By Kurt Mahler
 / 
11/18/2016
 / 

Here are three reasons that begin to explore the answer: solidarity, sanctification, and supplication.

Solidarity: by suffering we come in contact with that which is common to all mankind. Our personal pain grants us legitimacy to look into the eyes of the fellow sufferer. It gives us authority to speak the word of comfort deep enough to matter and credible enough to strengthen. Our hearts do not only feel pity; they feel the other’s pain as a twin brother of our own.

Sanctification: suffering grants us the crisis of choice. We either surrender our pride in favor of his grace, or we harden our hearts to His robust invitation. We either double our resolve to trust in what our Lord has promised, or we collapse into the swamp of despair, concluding He is not good or that His goodness does not reach to us (which means, practically, that He is not good).
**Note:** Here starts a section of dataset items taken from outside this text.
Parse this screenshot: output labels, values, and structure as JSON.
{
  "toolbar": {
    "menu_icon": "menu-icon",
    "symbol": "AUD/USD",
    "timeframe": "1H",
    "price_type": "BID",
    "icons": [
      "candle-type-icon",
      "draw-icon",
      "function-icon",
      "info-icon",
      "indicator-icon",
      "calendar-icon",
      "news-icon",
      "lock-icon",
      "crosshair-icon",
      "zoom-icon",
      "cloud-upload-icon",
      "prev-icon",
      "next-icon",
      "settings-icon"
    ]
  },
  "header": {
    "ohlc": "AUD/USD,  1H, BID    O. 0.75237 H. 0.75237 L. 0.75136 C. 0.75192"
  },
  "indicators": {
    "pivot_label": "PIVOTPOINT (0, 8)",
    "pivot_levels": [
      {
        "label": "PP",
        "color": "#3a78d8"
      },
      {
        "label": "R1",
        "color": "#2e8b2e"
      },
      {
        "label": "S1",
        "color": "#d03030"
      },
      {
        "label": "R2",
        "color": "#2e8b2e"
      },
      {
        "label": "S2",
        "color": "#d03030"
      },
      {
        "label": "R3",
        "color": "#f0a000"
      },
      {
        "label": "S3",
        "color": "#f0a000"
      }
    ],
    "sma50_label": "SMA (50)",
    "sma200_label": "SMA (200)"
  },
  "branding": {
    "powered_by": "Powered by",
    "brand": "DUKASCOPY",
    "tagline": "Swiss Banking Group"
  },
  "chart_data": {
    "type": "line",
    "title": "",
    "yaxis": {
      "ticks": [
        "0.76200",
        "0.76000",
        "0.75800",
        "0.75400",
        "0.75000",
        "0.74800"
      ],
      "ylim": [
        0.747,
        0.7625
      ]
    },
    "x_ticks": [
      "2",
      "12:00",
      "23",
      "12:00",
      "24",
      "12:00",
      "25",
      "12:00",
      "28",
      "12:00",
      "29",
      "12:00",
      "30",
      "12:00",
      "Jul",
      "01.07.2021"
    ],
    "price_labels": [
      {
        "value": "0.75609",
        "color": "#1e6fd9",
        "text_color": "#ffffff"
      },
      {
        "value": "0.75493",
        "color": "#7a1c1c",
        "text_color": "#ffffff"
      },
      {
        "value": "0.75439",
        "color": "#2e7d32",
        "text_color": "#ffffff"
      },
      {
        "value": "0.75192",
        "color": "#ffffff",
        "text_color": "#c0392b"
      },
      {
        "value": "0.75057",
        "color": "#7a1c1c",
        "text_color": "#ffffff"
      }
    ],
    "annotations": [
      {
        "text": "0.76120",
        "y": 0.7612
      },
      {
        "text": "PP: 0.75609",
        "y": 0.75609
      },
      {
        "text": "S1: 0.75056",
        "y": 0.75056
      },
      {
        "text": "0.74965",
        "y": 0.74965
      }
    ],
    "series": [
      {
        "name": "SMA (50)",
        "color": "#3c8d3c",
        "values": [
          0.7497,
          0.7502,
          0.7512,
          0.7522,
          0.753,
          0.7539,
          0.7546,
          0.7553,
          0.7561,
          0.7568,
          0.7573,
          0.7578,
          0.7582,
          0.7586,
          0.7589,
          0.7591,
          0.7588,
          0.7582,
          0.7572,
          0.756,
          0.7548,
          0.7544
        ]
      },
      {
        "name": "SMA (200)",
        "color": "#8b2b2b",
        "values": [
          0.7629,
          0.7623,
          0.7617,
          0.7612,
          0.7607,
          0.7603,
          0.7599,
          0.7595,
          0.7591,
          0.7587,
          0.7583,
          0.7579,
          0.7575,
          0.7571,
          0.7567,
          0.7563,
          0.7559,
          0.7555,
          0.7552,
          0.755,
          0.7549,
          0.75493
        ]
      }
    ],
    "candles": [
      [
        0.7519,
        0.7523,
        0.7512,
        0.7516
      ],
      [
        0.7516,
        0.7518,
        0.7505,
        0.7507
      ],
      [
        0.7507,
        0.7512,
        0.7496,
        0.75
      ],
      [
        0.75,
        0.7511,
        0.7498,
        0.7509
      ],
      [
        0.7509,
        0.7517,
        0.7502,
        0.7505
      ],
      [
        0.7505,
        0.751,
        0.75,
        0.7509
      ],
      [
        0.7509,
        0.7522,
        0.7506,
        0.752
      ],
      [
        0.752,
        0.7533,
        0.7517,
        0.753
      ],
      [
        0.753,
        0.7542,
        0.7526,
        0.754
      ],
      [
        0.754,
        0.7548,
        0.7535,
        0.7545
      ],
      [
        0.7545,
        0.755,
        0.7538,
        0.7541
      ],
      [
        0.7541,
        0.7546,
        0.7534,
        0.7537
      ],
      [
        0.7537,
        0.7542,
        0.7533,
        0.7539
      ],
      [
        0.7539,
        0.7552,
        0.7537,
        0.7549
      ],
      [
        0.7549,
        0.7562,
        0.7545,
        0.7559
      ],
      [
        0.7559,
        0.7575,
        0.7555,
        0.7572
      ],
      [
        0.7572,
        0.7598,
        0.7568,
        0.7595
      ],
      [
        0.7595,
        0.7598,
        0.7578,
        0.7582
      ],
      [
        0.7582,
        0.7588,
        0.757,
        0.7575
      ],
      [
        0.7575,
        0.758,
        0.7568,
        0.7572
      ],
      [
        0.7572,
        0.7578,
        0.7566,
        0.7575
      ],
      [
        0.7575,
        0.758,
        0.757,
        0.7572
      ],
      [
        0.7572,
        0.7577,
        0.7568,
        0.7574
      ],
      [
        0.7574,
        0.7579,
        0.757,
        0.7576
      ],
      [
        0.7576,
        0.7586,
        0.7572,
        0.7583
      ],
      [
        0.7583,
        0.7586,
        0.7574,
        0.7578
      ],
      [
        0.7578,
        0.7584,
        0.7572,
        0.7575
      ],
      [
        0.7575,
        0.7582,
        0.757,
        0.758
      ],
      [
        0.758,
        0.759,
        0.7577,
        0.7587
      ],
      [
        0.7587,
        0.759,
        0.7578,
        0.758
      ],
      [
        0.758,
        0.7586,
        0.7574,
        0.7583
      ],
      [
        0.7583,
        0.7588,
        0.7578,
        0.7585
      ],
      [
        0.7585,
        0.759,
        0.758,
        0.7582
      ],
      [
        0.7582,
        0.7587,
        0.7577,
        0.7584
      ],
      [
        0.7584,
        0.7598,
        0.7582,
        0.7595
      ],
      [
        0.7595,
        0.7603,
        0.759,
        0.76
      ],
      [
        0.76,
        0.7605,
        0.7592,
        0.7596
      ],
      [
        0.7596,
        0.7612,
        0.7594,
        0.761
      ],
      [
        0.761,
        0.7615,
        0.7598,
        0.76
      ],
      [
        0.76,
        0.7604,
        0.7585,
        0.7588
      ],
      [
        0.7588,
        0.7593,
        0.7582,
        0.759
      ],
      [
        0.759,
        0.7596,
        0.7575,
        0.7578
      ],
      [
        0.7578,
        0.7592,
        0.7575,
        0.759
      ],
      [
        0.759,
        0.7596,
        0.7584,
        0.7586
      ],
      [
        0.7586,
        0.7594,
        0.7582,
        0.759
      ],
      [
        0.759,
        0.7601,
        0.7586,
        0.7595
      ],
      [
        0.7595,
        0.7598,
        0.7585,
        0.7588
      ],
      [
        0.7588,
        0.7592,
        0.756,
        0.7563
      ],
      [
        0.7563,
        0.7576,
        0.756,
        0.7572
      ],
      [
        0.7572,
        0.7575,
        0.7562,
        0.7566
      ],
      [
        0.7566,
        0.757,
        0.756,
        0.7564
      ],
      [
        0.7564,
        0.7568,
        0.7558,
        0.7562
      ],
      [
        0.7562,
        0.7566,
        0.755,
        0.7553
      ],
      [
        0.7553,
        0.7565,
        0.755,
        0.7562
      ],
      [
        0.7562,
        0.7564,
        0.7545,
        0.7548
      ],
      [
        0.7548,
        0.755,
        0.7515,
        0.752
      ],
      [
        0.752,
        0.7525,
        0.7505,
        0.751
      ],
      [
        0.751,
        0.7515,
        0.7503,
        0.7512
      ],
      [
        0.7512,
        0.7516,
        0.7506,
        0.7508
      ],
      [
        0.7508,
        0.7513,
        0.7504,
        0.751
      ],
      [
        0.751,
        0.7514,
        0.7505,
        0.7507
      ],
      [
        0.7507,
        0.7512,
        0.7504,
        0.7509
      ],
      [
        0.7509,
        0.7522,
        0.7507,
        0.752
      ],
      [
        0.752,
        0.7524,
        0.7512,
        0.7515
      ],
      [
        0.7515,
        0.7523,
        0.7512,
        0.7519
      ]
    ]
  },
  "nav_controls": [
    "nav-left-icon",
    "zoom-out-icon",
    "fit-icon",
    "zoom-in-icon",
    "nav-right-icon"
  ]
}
But there is another way to see pain: it is not a place we work our way out of, but a place we meet God in. This One whose name is Love is also named Consuming Fire. In suffering we meet Him as both. He burns our burnables–our craving for control; our tendency to use the ways of the world to outmaneuver our fears and acquire our lusts–and leaves faith, hope, and love: the raw material of the custom home our spirits were designed for.

Supplication: If suffering bonds us with the pain of others; and if suffering, when we respond rightly to it, sets us apart from the seductions of this world, then we are now, as those meeting God, well-positioned to pray. We are online with the Center, the place where the Lamb of God ever lives to intercede for men and nations — even as He continues to bear the marks of His love-wrought wounds, “standing as if slain” (Rev 5:6). Even as He continues to woo and wash us. Even as He continues to reveal that He is ours and we are His.

Leave a Reply

Comments

  1. He is ours and we are His …. thank you Kurt ! I love that when we are suffering – we can see it as a tool to best position us to pray .. to have compassion for others who suffer. For Christ s suffering .. if even in a tiny way.